ESX hosts store all files necessary for virtual machine operation in a VMware Virtual Machine File System (VMFS). Proper capacity management is critical because this file system is required for any operations related to a virtual machine. ​This document gives more insight on VMFS and its troubleshooting through putty and GUI (Graphical user interface) First steps you need to check free space on VMFS (DS) where VM's actually saved by system. Define some threshold limits in your system under VMFS (DS) to avoid last minute surprise. If you have e.g 100GB DS, define threshold limit on 85 percentage so that you can get alerts proactively by system. In GUI, Select DataStore where you need to define threshold parameters e.g screen below.
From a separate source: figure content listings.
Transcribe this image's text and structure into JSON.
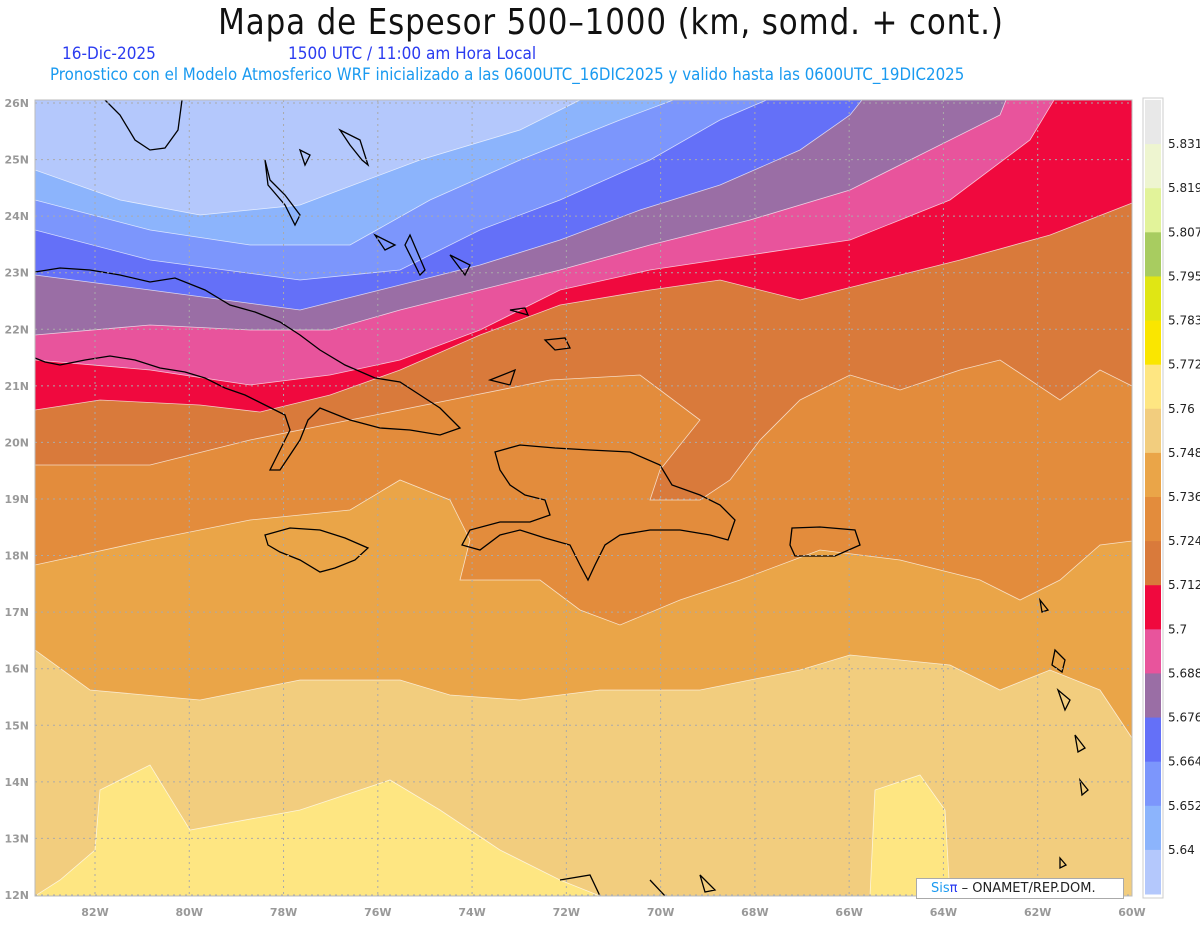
{
  "header": {
    "title": "Mapa de Espesor 500–1000 (km, somd. + cont.)",
    "date": "16-Dic-2025",
    "time": "1500 UTC / 11:00 am Hora Local",
    "description": "Pronostico con el Modelo Atmosferico WRF inicializado a las 0600UTC_16DIC2025 y valido hasta las  0600UTC_19DIC2025"
  },
  "axes": {
    "lat_labels": [
      "26N",
      "25N",
      "24N",
      "23N",
      "22N",
      "21N",
      "20N",
      "19N",
      "18N",
      "17N",
      "16N",
      "15N",
      "14N",
      "13N",
      "12N"
    ],
    "lon_labels": [
      "82W",
      "80W",
      "78W",
      "76W",
      "74W",
      "72W",
      "70W",
      "68W",
      "66W",
      "64W",
      "62W",
      "60W"
    ]
  },
  "colorbar": {
    "labels": [
      "5.831",
      "5.819",
      "5.807",
      "5.795",
      "5.783",
      "5.772",
      "5.76",
      "5.748",
      "5.736",
      "5.724",
      "5.712",
      "5.7",
      "5.688",
      "5.676",
      "5.664",
      "5.652",
      "5.64"
    ],
    "colors": [
      "#e8e8e8",
      "#eef5d0",
      "#e2f39a",
      "#a8cc60",
      "#e0e614",
      "#fae600",
      "#fee682",
      "#f2cd7e",
      "#eaa548",
      "#e38c3c",
      "#d97a3b",
      "#f0093e",
      "#e8549c",
      "#9a6ea5",
      "#6470f8",
      "#7c96fc",
      "#8cb4fc",
      "#b4c8fc"
    ]
  },
  "footer": {
    "sis": "Sis",
    "pi": "π",
    "credit": " –  ONAMET/REP.DOM."
  }
}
Configure the alarms that associated with VMFS DS, keep 80% as "information", 90% "warning", 95% "critical". these alerts helps you in daily operations.​

Let's understand more on troubleshooting piece like

1. VMFS Maintenance

2. Performance issues

3. Virtual volumes (vVols)

4. Unable to mount datastore

5. Storage and host disconnects​

Storage and Host Disconnects

​Below are few possible causes of disconnects. ​

  • Storage connectivity

  • Mis-configuration

  • Hardware failure

  • Power outage

  • Path failover

  • Poor array performance​

Few important error codes in vobd log

Scsi event : H:0x0 D:0x0 P:0x0 Valid sense data: 0x0 0x0 0x0

– H: - Host (HBA)

– D: - Device

– P: - Plugin.

Important sense codes

– H:0x5 – DID_Busy

– H:0x2 – DID_Bus_Busy

– H:0x8 – DID_Abort

Note: With the above sense codes NMP will not failover the paths to next available path. – H:0x1 – DID_No_connect Note: 0x1 indicates that the ESXi host is not able to see the device.

Logs events under /var/log/vobd.log

​[root@esxi02:/vmfs/volumes/5ea5d455-08c35095-b133-000c2957a10c/log] less vobd.log

[root@esxi02:/vmfs/volumes/5ea5d455-08c35095-b133-000c2957a10c/log] less vmkernel.log

Tools and Logs


  • vSphere Performance tabs.

  • Esxtop

  • VscsiStats

this is a great tool for virtual machine disk I/O workload characterization. Have you ever wondered about the most common I/O size generated by the Guest OS? What about the latency of those I/Os? What about checking to see the I/O generated by a Guest OS when it is in a so-called ‘idle’ state? vscsiStats can help with all of these queries, as well as providing some excellent troubleshooting options.​

vscsiStats: Helps with ioLength, seekDistance, outstandingIOs, latency


  • Vobd.log

  • Syslog​

Configure syslog parameters under vSphere environment. this will collect the information from esxi host and save it in centralize location for analysis.